This has prompted concerned paediatricians and nutritionists to write a letter to the prime minister cautioning against ‘quick fixes’ of buying commercial products instead of focusing on sustainable measures such as care support for mothers, clean drinking water and food security.
The letter also criticised the overstating of the ‘SAM crisis’ (children with SAM constitute about 3% of under-five children) when the proportion of children affected by it has been going down steadily from 6.4% to 4.6% to 3.3% by 2011. Even for the trial, of one lakh children screened, just 1.1% had SAM. The experts also warned that a hasty introduction of packaged food ostensibly for eliminating severe malnutrition could be exploited by the food industry.
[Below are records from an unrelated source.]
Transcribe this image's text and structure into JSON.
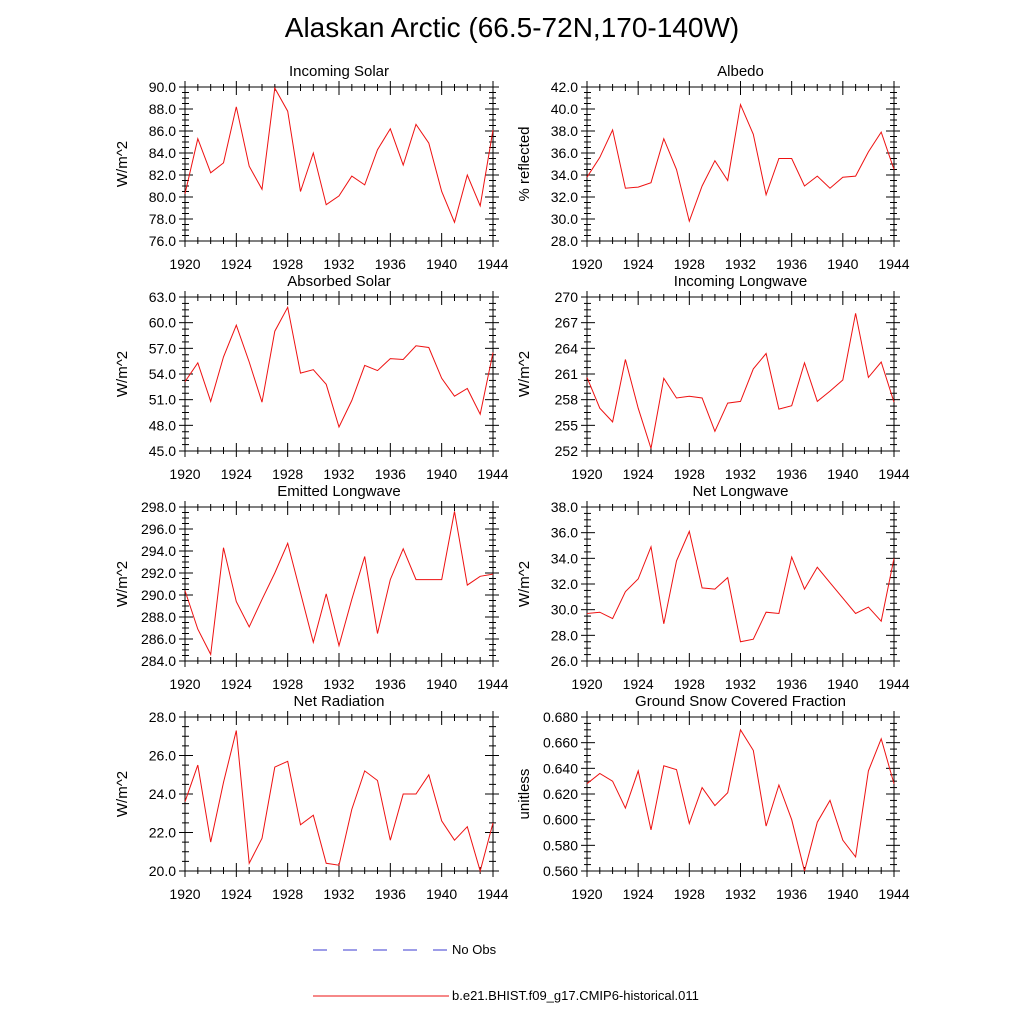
{
  "title": "Alaskan Arctic (66.5-72N,170-140W)",
  "legend": [
    {
      "label": "No Obs",
      "color": "#3b3bd1",
      "style": "dashed"
    },
    {
      "label": "b.e21.BHIST.f09_g17.CMIP6-historical.011",
      "color": "#ee1111",
      "style": "solid"
    }
  ],
  "chart_data": [
    {
      "type": "line",
      "title": "Incoming Solar",
      "ylabel": "W/m^2",
      "xlim": [
        1920,
        1944
      ],
      "ylim": [
        76,
        90
      ],
      "xticks": [
        "1920",
        "1924",
        "1928",
        "1932",
        "1936",
        "1940",
        "1944"
      ],
      "yticks": [
        "76.0",
        "78.0",
        "80.0",
        "82.0",
        "84.0",
        "86.0",
        "88.0",
        "90.0"
      ],
      "x": [
        1920,
        1921,
        1922,
        1923,
        1924,
        1925,
        1926,
        1927,
        1928,
        1929,
        1930,
        1931,
        1932,
        1933,
        1934,
        1935,
        1936,
        1937,
        1938,
        1939,
        1940,
        1941,
        1942,
        1943,
        1944
      ],
      "values": [
        80.3,
        85.3,
        82.2,
        83.1,
        88.2,
        82.8,
        80.7,
        89.9,
        87.8,
        80.5,
        84.0,
        79.3,
        80.1,
        81.9,
        81.1,
        84.3,
        86.2,
        82.9,
        86.6,
        84.9,
        80.5,
        77.7,
        82.0,
        79.2,
        86.1
      ]
    },
    {
      "type": "line",
      "title": "Albedo",
      "ylabel": "% reflected",
      "xlim": [
        1920,
        1944
      ],
      "ylim": [
        28,
        42
      ],
      "xticks": [
        "1920",
        "1924",
        "1928",
        "1932",
        "1936",
        "1940",
        "1944"
      ],
      "yticks": [
        "28.0",
        "30.0",
        "32.0",
        "34.0",
        "36.0",
        "38.0",
        "40.0",
        "42.0"
      ],
      "x": [
        1920,
        1921,
        1922,
        1923,
        1924,
        1925,
        1926,
        1927,
        1928,
        1929,
        1930,
        1931,
        1932,
        1933,
        1934,
        1935,
        1936,
        1937,
        1938,
        1939,
        1940,
        1941,
        1942,
        1943,
        1944
      ],
      "values": [
        33.8,
        35.6,
        38.1,
        32.8,
        32.9,
        33.3,
        37.3,
        34.5,
        29.8,
        33.0,
        35.3,
        33.5,
        40.4,
        37.7,
        32.2,
        35.5,
        35.5,
        33.0,
        33.9,
        32.8,
        33.8,
        33.9,
        36.1,
        37.9,
        34.5
      ]
    },
    {
      "type": "line",
      "title": "Absorbed Solar",
      "ylabel": "W/m^2",
      "xlim": [
        1920,
        1944
      ],
      "ylim": [
        45,
        63
      ],
      "xticks": [
        "1920",
        "1924",
        "1928",
        "1932",
        "1936",
        "1940",
        "1944"
      ],
      "yticks": [
        "45.0",
        "48.0",
        "51.0",
        "54.0",
        "57.0",
        "60.0",
        "63.0"
      ],
      "x": [
        1920,
        1921,
        1922,
        1923,
        1924,
        1925,
        1926,
        1927,
        1928,
        1929,
        1930,
        1931,
        1932,
        1933,
        1934,
        1935,
        1936,
        1937,
        1938,
        1939,
        1940,
        1941,
        1942,
        1943,
        1944
      ],
      "values": [
        53.1,
        55.3,
        50.8,
        56.0,
        59.7,
        55.4,
        50.7,
        59.0,
        61.8,
        54.1,
        54.5,
        52.8,
        47.8,
        50.9,
        55.0,
        54.4,
        55.8,
        55.7,
        57.3,
        57.1,
        53.5,
        51.4,
        52.3,
        49.3,
        56.5
      ]
    },
    {
      "type": "line",
      "title": "Incoming Longwave",
      "ylabel": "W/m^2",
      "xlim": [
        1920,
        1944
      ],
      "ylim": [
        252,
        270
      ],
      "xticks": [
        "1920",
        "1924",
        "1928",
        "1932",
        "1936",
        "1940",
        "1944"
      ],
      "yticks": [
        "252",
        "255",
        "258",
        "261",
        "264",
        "267",
        "270"
      ],
      "x": [
        1920,
        1921,
        1922,
        1923,
        1924,
        1925,
        1926,
        1927,
        1928,
        1929,
        1930,
        1931,
        1932,
        1933,
        1934,
        1935,
        1936,
        1937,
        1938,
        1939,
        1940,
        1941,
        1942,
        1943,
        1944
      ],
      "values": [
        260.6,
        257.0,
        255.4,
        262.7,
        257.0,
        252.3,
        260.5,
        258.2,
        258.4,
        258.2,
        254.3,
        257.6,
        257.8,
        261.6,
        263.4,
        256.9,
        257.3,
        262.3,
        257.8,
        259.0,
        260.3,
        268.1,
        260.6,
        262.4,
        257.7
      ]
    },
    {
      "type": "line",
      "title": "Emitted Longwave",
      "ylabel": "W/m^2",
      "xlim": [
        1920,
        1944
      ],
      "ylim": [
        284,
        298
      ],
      "xticks": [
        "1920",
        "1924",
        "1928",
        "1932",
        "1936",
        "1940",
        "1944"
      ],
      "yticks": [
        "284.0",
        "286.0",
        "288.0",
        "290.0",
        "292.0",
        "294.0",
        "296.0",
        "298.0"
      ],
      "x": [
        1920,
        1921,
        1922,
        1923,
        1924,
        1925,
        1926,
        1927,
        1928,
        1929,
        1930,
        1931,
        1932,
        1933,
        1934,
        1935,
        1936,
        1937,
        1938,
        1939,
        1940,
        1941,
        1942,
        1943,
        1944
      ],
      "values": [
        290.4,
        286.9,
        284.6,
        294.3,
        289.4,
        287.1,
        289.6,
        292.0,
        294.7,
        290.2,
        285.7,
        290.1,
        285.4,
        289.6,
        293.5,
        286.5,
        291.4,
        294.2,
        291.4,
        291.4,
        291.4,
        297.6,
        290.9,
        291.7,
        291.9
      ]
    },
    {
      "type": "line",
      "title": "Net Longwave",
      "ylabel": "W/m^2",
      "xlim": [
        1920,
        1944
      ],
      "ylim": [
        26,
        38
      ],
      "xticks": [
        "1920",
        "1924",
        "1928",
        "1932",
        "1936",
        "1940",
        "1944"
      ],
      "yticks": [
        "26.0",
        "28.0",
        "30.0",
        "32.0",
        "34.0",
        "36.0",
        "38.0"
      ],
      "x": [
        1920,
        1921,
        1922,
        1923,
        1924,
        1925,
        1926,
        1927,
        1928,
        1929,
        1930,
        1931,
        1932,
        1933,
        1934,
        1935,
        1936,
        1937,
        1938,
        1939,
        1940,
        1941,
        1942,
        1943,
        1944
      ],
      "values": [
        29.7,
        29.8,
        29.3,
        31.4,
        32.4,
        34.9,
        28.9,
        33.8,
        36.1,
        31.7,
        31.6,
        32.5,
        27.5,
        27.7,
        29.8,
        29.7,
        34.1,
        31.6,
        33.3,
        32.1,
        30.9,
        29.7,
        30.2,
        29.1,
        34.0
      ]
    },
    {
      "type": "line",
      "title": "Net Radiation",
      "ylabel": "W/m^2",
      "xlim": [
        1920,
        1944
      ],
      "ylim": [
        20,
        28
      ],
      "xticks": [
        "1920",
        "1924",
        "1928",
        "1932",
        "1936",
        "1940",
        "1944"
      ],
      "yticks": [
        "20.0",
        "22.0",
        "24.0",
        "26.0",
        "28.0"
      ],
      "x": [
        1920,
        1921,
        1922,
        1923,
        1924,
        1925,
        1926,
        1927,
        1928,
        1929,
        1930,
        1931,
        1932,
        1933,
        1934,
        1935,
        1936,
        1937,
        1938,
        1939,
        1940,
        1941,
        1942,
        1943,
        1944
      ],
      "values": [
        23.6,
        25.5,
        21.5,
        24.6,
        27.3,
        20.4,
        21.7,
        25.4,
        25.7,
        22.4,
        22.9,
        20.4,
        20.3,
        23.2,
        25.2,
        24.7,
        21.6,
        24.0,
        24.0,
        25.0,
        22.6,
        21.6,
        22.3,
        20.0,
        22.5
      ]
    },
    {
      "type": "line",
      "title": "Ground Snow Covered Fraction",
      "ylabel": "unitless",
      "xlim": [
        1920,
        1944
      ],
      "ylim": [
        0.56,
        0.68
      ],
      "xticks": [
        "1920",
        "1924",
        "1928",
        "1932",
        "1936",
        "1940",
        "1944"
      ],
      "yticks": [
        "0.560",
        "0.580",
        "0.600",
        "0.620",
        "0.640",
        "0.660",
        "0.680"
      ],
      "x": [
        1920,
        1921,
        1922,
        1923,
        1924,
        1925,
        1926,
        1927,
        1928,
        1929,
        1930,
        1931,
        1932,
        1933,
        1934,
        1935,
        1936,
        1937,
        1938,
        1939,
        1940,
        1941,
        1942,
        1943,
        1944
      ],
      "values": [
        0.628,
        0.636,
        0.63,
        0.609,
        0.638,
        0.592,
        0.642,
        0.639,
        0.597,
        0.625,
        0.611,
        0.621,
        0.67,
        0.654,
        0.595,
        0.627,
        0.6,
        0.56,
        0.598,
        0.615,
        0.584,
        0.571,
        0.638,
        0.663,
        0.628
      ]
    }
  ]
}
The study was meant to compare the efficacy of two kinds of ready-to-use therapeutic foods (RUTF) – packaged, fortified, energy-dense food – with home-prepared food which was energy-dense and enriched with micronutrients, in treating severe malnutrition at home instead of in a hospital.
It was found that the children fed locally prepared packaged food showed the greatest improvement. But even among these children, only 17% were cured of SAM, while 30% slipped back into it and over 53% continued to have moderate acute malnutrition four months after the monitored daily intake of the special food was stopped.
Studies in Africa had shown that most children with SAM recovered within two months of starting RUTF. However, in the Indian trial, recovery rates were low at the end of two months.